We also showed that changes in the shorter axis correlated with survival. The OS and DFS survival curves demonstrated superior outcomes in patients with PR according to the RECIST system using the shorter axis. Although the longest diameter did not demonstrate statistical significance, some trends in survival data were observed. This means that patients with apparent tumor shrinkage after NAC would have better survival, similar to the idea of pathological response. Based on these data, the measurement does not need to be performed strictly using the shorter axis; the shorter axis can be measured where the diameter appears to be the shortest. In addition, tumor area changes constitute another method for measuring the treatment effect. We evaluated this parameter by multiplying the longest diameter by the shorter axis and analyzed its correlation with the pathological effect and prognosis. Surprisingly, this multiplication parameter was inferior to the shorter axis in terms of measuring the treatment effect.

In this study, we did not use the CR criteria, an important phenomenon to be evaluated before surgery [8]. Although CT is advantageous for assessing anatomical changes and the relationships with surrounding organs, it is still impossible to detect a small number of cancer cells simply by monitoring tumor appearance.
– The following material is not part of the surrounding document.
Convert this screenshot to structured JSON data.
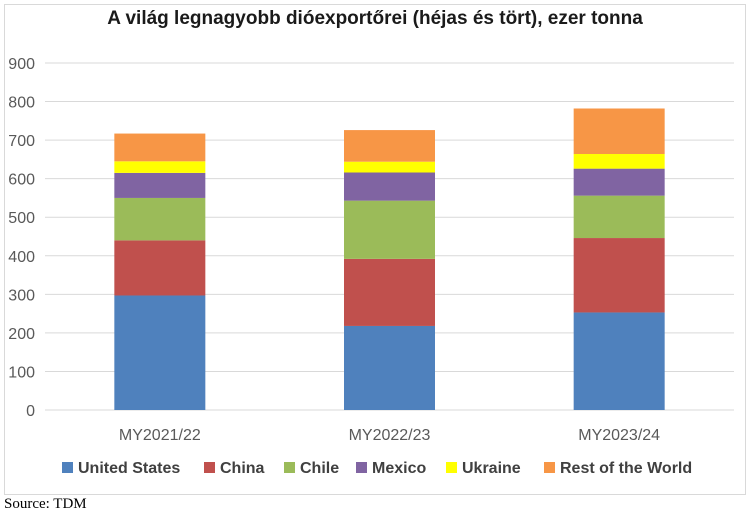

Among the 24 cases that showed tumor disappearance by CT, only four achieved pathological CR. Moreover, the four cases classified as TRG 1a did not demonstrate a sufficient response to NAC. Based on these data, pathological CR would be difficult to evaluate by CT. To evaluate the disappearance of cancer cells, biopsy during the endoscopic examination may be the best approach; however, this may still not be sufficient to determine pathological CR [23,24,25]. Currently, clinical CR does not reflect pathological CR, and surgical resection is still recommended in these cases [26, 27]. Therefore, CR evaluation may not be necessary for patients receiving NAC, or “near CR” should be established as a new criterion.
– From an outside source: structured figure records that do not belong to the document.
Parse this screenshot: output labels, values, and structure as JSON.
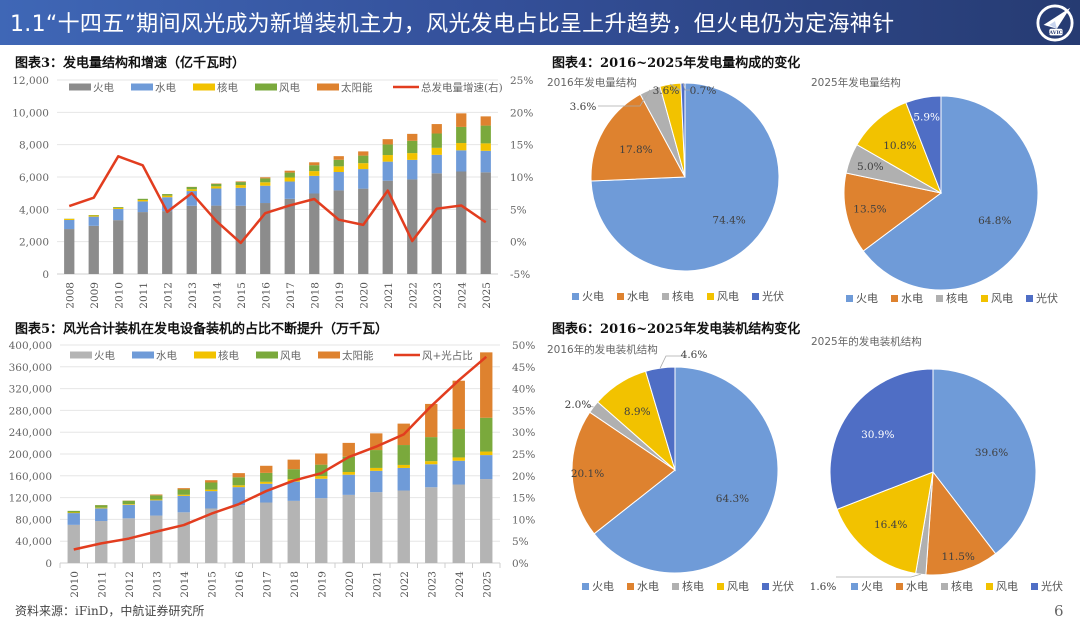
{
  "header": {
    "title": "1.1“十四五”期间风光成为新增装机主力，风光发电占比呈上升趋势，但火电仍为定海神针",
    "logo_text": "AVIC",
    "logo_icon": "avic-plane-logo-icon"
  },
  "footer": {
    "source": "资料来源：iFinD，中航证券研究所",
    "page_number": "6"
  },
  "colors": {
    "thermal_bar": "#8c8c8c",
    "thermal_bar_chart5": "#b4b4b4",
    "hydro": "#6f9bd8",
    "nuclear": "#f2c200",
    "wind": "#7aa93c",
    "solar": "#de822f",
    "line": "#e23d1f",
    "pie_thermal": "#6f9bd8",
    "pie_hydro": "#de822f",
    "pie_nuclear": "#b0b0b0",
    "pie_wind": "#f2c200",
    "pie_pv": "#4f6ec5"
  },
  "chart_data": [
    {
      "id": "chart3",
      "type": "bar",
      "stacked": true,
      "title": "图表3：发电量结构和增速（亿千瓦时）",
      "categories": [
        "2008",
        "2009",
        "2010",
        "2011",
        "2012",
        "2013",
        "2014",
        "2015",
        "2016",
        "2017",
        "2018",
        "2019",
        "2020",
        "2021",
        "2022",
        "2023",
        "2024",
        "2025"
      ],
      "series": [
        {
          "name": "火电",
          "axis": "left",
          "values": [
            2780,
            2980,
            3330,
            3830,
            3890,
            4220,
            4230,
            4220,
            4390,
            4650,
            4980,
            5170,
            5280,
            5770,
            5850,
            6230,
            6340,
            6290
          ]
        },
        {
          "name": "水电",
          "axis": "left",
          "values": [
            560,
            570,
            690,
            660,
            860,
            910,
            1060,
            1110,
            1070,
            1070,
            1090,
            1140,
            1210,
            1180,
            1210,
            1140,
            1310,
            1330
          ]
        },
        {
          "name": "核电",
          "axis": "left",
          "values": [
            68,
            70,
            74,
            87,
            98,
            112,
            133,
            171,
            213,
            248,
            295,
            349,
            366,
            408,
            418,
            434,
            451,
            460
          ]
        },
        {
          "name": "风电",
          "axis": "left",
          "values": [
            13,
            28,
            49,
            74,
            96,
            140,
            156,
            186,
            241,
            305,
            366,
            406,
            467,
            656,
            762,
            886,
            997,
            1100
          ]
        },
        {
          "name": "太阳能",
          "axis": "left",
          "values": [
            0,
            0,
            1,
            1,
            4,
            8,
            24,
            39,
            67,
            117,
            178,
            224,
            261,
            327,
            428,
            584,
            839,
            570
          ]
        },
        {
          "name": "总发电量增速(右)",
          "type": "line",
          "axis": "right",
          "values": [
            5.5,
            6.8,
            13.2,
            11.8,
            4.6,
            7.5,
            3.2,
            -0.2,
            4.4,
            5.6,
            6.6,
            3.4,
            2.6,
            7.9,
            0.1,
            5.1,
            5.6,
            3.0
          ]
        }
      ],
      "left_axis": {
        "ylim": [
          0,
          12000
        ],
        "ticks": [
          "0",
          "2,000",
          "4,000",
          "6,000",
          "8,000",
          "10,000",
          "12,000"
        ]
      },
      "right_axis": {
        "ylim": [
          -5,
          25
        ],
        "ticks": [
          "-5%",
          "0%",
          "5%",
          "10%",
          "15%",
          "20%",
          "25%"
        ]
      },
      "legend": [
        "火电",
        "水电",
        "核电",
        "风电",
        "太阳能",
        "总发电量增速(右)"
      ],
      "legend_position": "top",
      "grid": true
    },
    {
      "id": "chart5",
      "type": "bar",
      "stacked": true,
      "title": "图表5：风光合计装机在发电设备装机的占比不断提升（万千瓦）",
      "categories": [
        "2010",
        "2011",
        "2012",
        "2013",
        "2014",
        "2015",
        "2016",
        "2017",
        "2018",
        "2019",
        "2020",
        "2021",
        "2022",
        "2023",
        "2024",
        "2025"
      ],
      "series": [
        {
          "name": "火电",
          "axis": "left",
          "values": [
            70000,
            77000,
            82000,
            87000,
            93000,
            100000,
            106000,
            111000,
            114000,
            119000,
            125000,
            130000,
            133000,
            139000,
            144000,
            154000
          ]
        },
        {
          "name": "水电",
          "axis": "left",
          "values": [
            21600,
            23300,
            24900,
            28000,
            30200,
            31900,
            33200,
            34400,
            35300,
            35600,
            37000,
            39100,
            41400,
            42200,
            43600,
            44000
          ]
        },
        {
          "name": "核电",
          "axis": "left",
          "values": [
            1080,
            1260,
            1260,
            1470,
            2010,
            2720,
            3360,
            3580,
            4470,
            4870,
            4990,
            5330,
            5550,
            5690,
            6080,
            6500
          ]
        },
        {
          "name": "风电",
          "axis": "left",
          "values": [
            2960,
            4620,
            6140,
            7650,
            9660,
            13100,
            14700,
            16400,
            18400,
            21000,
            28100,
            32800,
            36500,
            44100,
            52100,
            62000
          ]
        },
        {
          "name": "太阳能",
          "axis": "left",
          "values": [
            26,
            212,
            341,
            1590,
            2490,
            4220,
            7630,
            13000,
            17500,
            20500,
            25300,
            30600,
            39300,
            60900,
            88700,
            120000
          ]
        },
        {
          "name": "风+光占比",
          "type": "line",
          "axis": "right",
          "values": [
            3.1,
            4.5,
            5.6,
            7.2,
            8.7,
            11.3,
            13.5,
            16.5,
            18.9,
            20.6,
            24.3,
            26.7,
            29.5,
            36.0,
            41.9,
            47.3
          ]
        }
      ],
      "left_axis": {
        "ylim": [
          0,
          400000
        ],
        "ticks": [
          "0",
          "40,000",
          "80,000",
          "120,000",
          "160,000",
          "200,000",
          "240,000",
          "280,000",
          "320,000",
          "360,000",
          "400,000"
        ]
      },
      "right_axis": {
        "ylim": [
          0,
          50
        ],
        "ticks": [
          "0%",
          "5%",
          "10%",
          "15%",
          "20%",
          "25%",
          "30%",
          "35%",
          "40%",
          "45%",
          "50%"
        ]
      },
      "legend": [
        "火电",
        "水电",
        "核电",
        "风电",
        "太阳能",
        "风+光占比"
      ],
      "legend_position": "top",
      "grid": true
    },
    {
      "id": "chart4a",
      "type": "pie",
      "group_title": "图表4：2016~2025年发电量构成的变化",
      "title": "2016年发电量结构",
      "labels": [
        "火电",
        "水电",
        "核电",
        "风电",
        "光伏"
      ],
      "values": [
        74.4,
        17.8,
        3.6,
        3.6,
        0.7
      ],
      "value_labels": [
        "74.4%",
        "17.8%",
        "3.6%",
        "3.6%",
        "0.7%"
      ],
      "legend_position": "bottom"
    },
    {
      "id": "chart4b",
      "type": "pie",
      "title": "2025年发电量结构",
      "labels": [
        "火电",
        "水电",
        "核电",
        "风电",
        "光伏"
      ],
      "values": [
        64.8,
        13.5,
        5.0,
        10.8,
        5.9
      ],
      "value_labels": [
        "64.8%",
        "13.5%",
        "5.0%",
        "10.8%",
        "5.9%"
      ],
      "legend_position": "bottom"
    },
    {
      "id": "chart6a",
      "type": "pie",
      "group_title": "图表6：2016~2025年发电装机结构变化",
      "title": "2016年的发电装机结构",
      "labels": [
        "火电",
        "水电",
        "核电",
        "风电",
        "光伏"
      ],
      "values": [
        64.3,
        20.1,
        2.0,
        8.9,
        4.6
      ],
      "value_labels": [
        "64.3%",
        "20.1%",
        "2.0%",
        "8.9%",
        "4.6%"
      ],
      "legend_position": "bottom"
    },
    {
      "id": "chart6b",
      "type": "pie",
      "title": "2025年的发电装机结构",
      "labels": [
        "火电",
        "水电",
        "核电",
        "风电",
        "光伏"
      ],
      "values": [
        39.6,
        11.5,
        1.6,
        16.4,
        30.9
      ],
      "value_labels": [
        "39.6%",
        "11.5%",
        "1.6%",
        "16.4%",
        "30.9%"
      ],
      "legend_position": "bottom"
    }
  ]
}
The disadvantage of CT is that there is some inter-examiner discrepancy compared to PET. Although our results showed that measurements of the shorter axis were relatively consistent between examiners, the ICC value was not ideal. Moreover, the issue regarding tumors that are too small to be detected by CT remains. Especially in the case of “near CR,” some small tumors were difficult to identify by venous phase of CT scan, which is the standard approach in the clinical setting. Unfortunately, there are no definitive answers to these questions yet, and perhaps other modalities, such as endoscopy or PET, should be combined in such cases. However, until these modalities are commonly used before and after NAC, measurement of the shorter axis by CT remains desirable for determining treatment efficacy.
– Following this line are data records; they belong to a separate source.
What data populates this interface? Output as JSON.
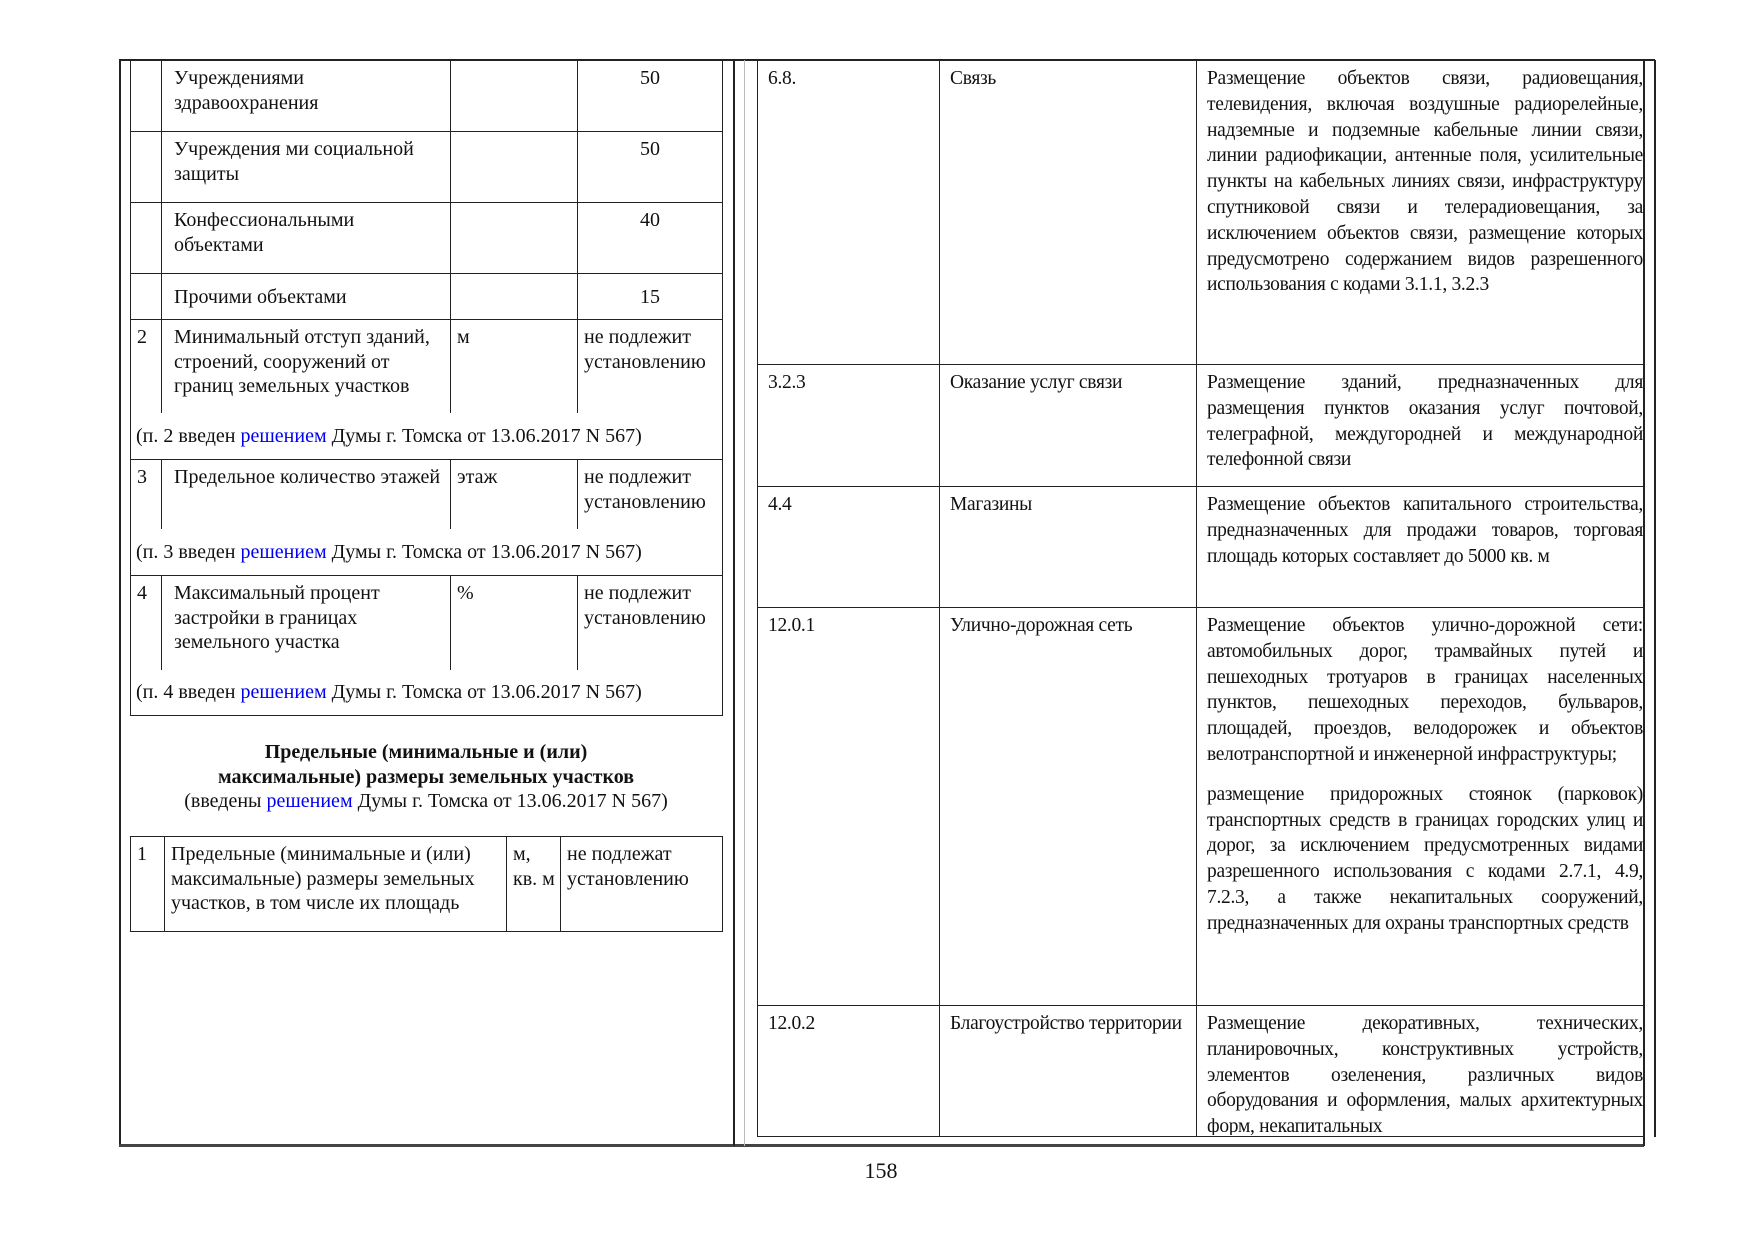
{
  "left_table": {
    "rows": [
      {
        "num": "",
        "name": "Учреждениями здравоохранения",
        "unit": "",
        "value": "50"
      },
      {
        "num": "",
        "name": "Учреждения ми социальной защиты",
        "unit": "",
        "value": "50"
      },
      {
        "num": "",
        "name": "Конфессиональными объектами",
        "unit": "",
        "value": "40"
      },
      {
        "num": "",
        "name": "Прочими объектами",
        "unit": "",
        "value": "15"
      },
      {
        "num": "2",
        "name": "Минимальный отступ зданий, строений, сооружений от границ земельных участков",
        "unit": "м",
        "value": "не подлежит установлению"
      },
      {
        "num": "3",
        "name": "Предельное количество этажей",
        "unit": "этаж",
        "value": "не подлежит установлению"
      },
      {
        "num": "4",
        "name": "Максимальный процент застройки в границах земельного участка",
        "unit": "%",
        "value": "не подлежит установлению"
      }
    ],
    "notes": [
      {
        "before": "(п. 2 введен ",
        "link": "решением",
        "after": " Думы г. Томска от 13.06.2017 N 567)"
      },
      {
        "before": "(п. 3 введен ",
        "link": "решением",
        "after": " Думы г. Томска от 13.06.2017 N 567)"
      },
      {
        "before": "(п. 4 введен ",
        "link": "решением",
        "after": " Думы г. Томска от 13.06.2017 N 567)"
      }
    ]
  },
  "section": {
    "title_line1": "Предельные (минимальные и (или)",
    "title_line2": "максимальные) размеры земельных участков",
    "note_before": "(введены ",
    "note_link": "решением",
    "note_after": " Думы г. Томска от 13.06.2017 N 567)"
  },
  "size_table": {
    "rows": [
      {
        "num": "1",
        "name": "Предельные (минимальные и (или) максимальные) размеры земельных участков, в том числе их площадь",
        "unit": "м, кв. м",
        "value": "не подлежат установлению"
      }
    ]
  },
  "right_table": {
    "rows": [
      {
        "code": "6.8.",
        "name": "Связь",
        "desc": [
          "Размещение объектов связи, радиовещания, телевидения, включая воздушные радиорелейные, надземные и подземные кабельные линии связи, линии радиофикации, антенные поля, усилительные пункты на кабельных линиях связи, инфраструктуру спутниковой связи и телерадиовещания, за исключением объектов связи, размещение которых предусмотрено содержанием видов разрешенного использования с кодами 3.1.1, 3.2.3"
        ]
      },
      {
        "code": "3.2.3",
        "name": "Оказание услуг связи",
        "desc": [
          "Размещение зданий, предназначенных для размещения пунктов оказания услуг почтовой, телеграфной, междугородней и международной телефонной связи"
        ]
      },
      {
        "code": "4.4",
        "name": "Магазины",
        "desc": [
          "Размещение объектов капитального строительства, предназначенных для продажи товаров, торговая площадь которых составляет до 5000 кв. м"
        ]
      },
      {
        "code": "12.0.1",
        "name": "Улично-дорожная сеть",
        "desc": [
          "Размещение объектов улично-дорожной сети: автомобильных дорог, трамвайных путей и пешеходных тротуаров в границах населенных пунктов, пешеходных переходов, бульваров, площадей, проездов, велодорожек и объектов велотранспортной и инженерной инфраструктуры;",
          "размещение придорожных стоянок (парковок) транспортных средств в границах городских улиц и дорог, за исключением предусмотренных видами разрешенного использования с кодами 2.7.1, 4.9, 7.2.3, а также некапитальных сооружений, предназначенных для охраны транспортных средств"
        ]
      },
      {
        "code": "12.0.2",
        "name": "Благоустройство территории",
        "desc": [
          "Размещение декоративных, технических, планировочных, конструктивных устройств, элементов озеленения, различных видов оборудования и оформления, малых архитектурных форм, некапитальных"
        ]
      }
    ]
  },
  "footer": {
    "page_number": "158"
  },
  "colors": {
    "link": "#0000ee",
    "text": "#111111",
    "border": "#222222"
  }
}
Limitations of this study include its retrospective design and the risk of inter-institutional biases in CT devices and slice width; however, we believe that these biases had little effect on our results. Moreover, other inter-institutional biases, such as differences in NAC regimens, surgical procedures, perioperative management, and treatments after recurrence, might have been present. To verify our data, validation in other studies is needed. Additionally, the accurate measurement of esophageal lesions could be quite challenging in tumors with a distorted shape. If the tumor boundary is too indistinct to be measured, it may be better to use another method; this is currently under analysis by our multicenter group.

Conclusions

This is the first multicenter study to evaluate the effect of NAC on esophageal cancer by adapting the RECIST system to assess the primary tumor. Changes in the shorter axis of the primary tumor predicted pathological response and survival. Our results support the use of the RECIST system for evaluating the effect of NAC on the primary lesion and may contribute to more consistent collection of institutional data that could be used for future research.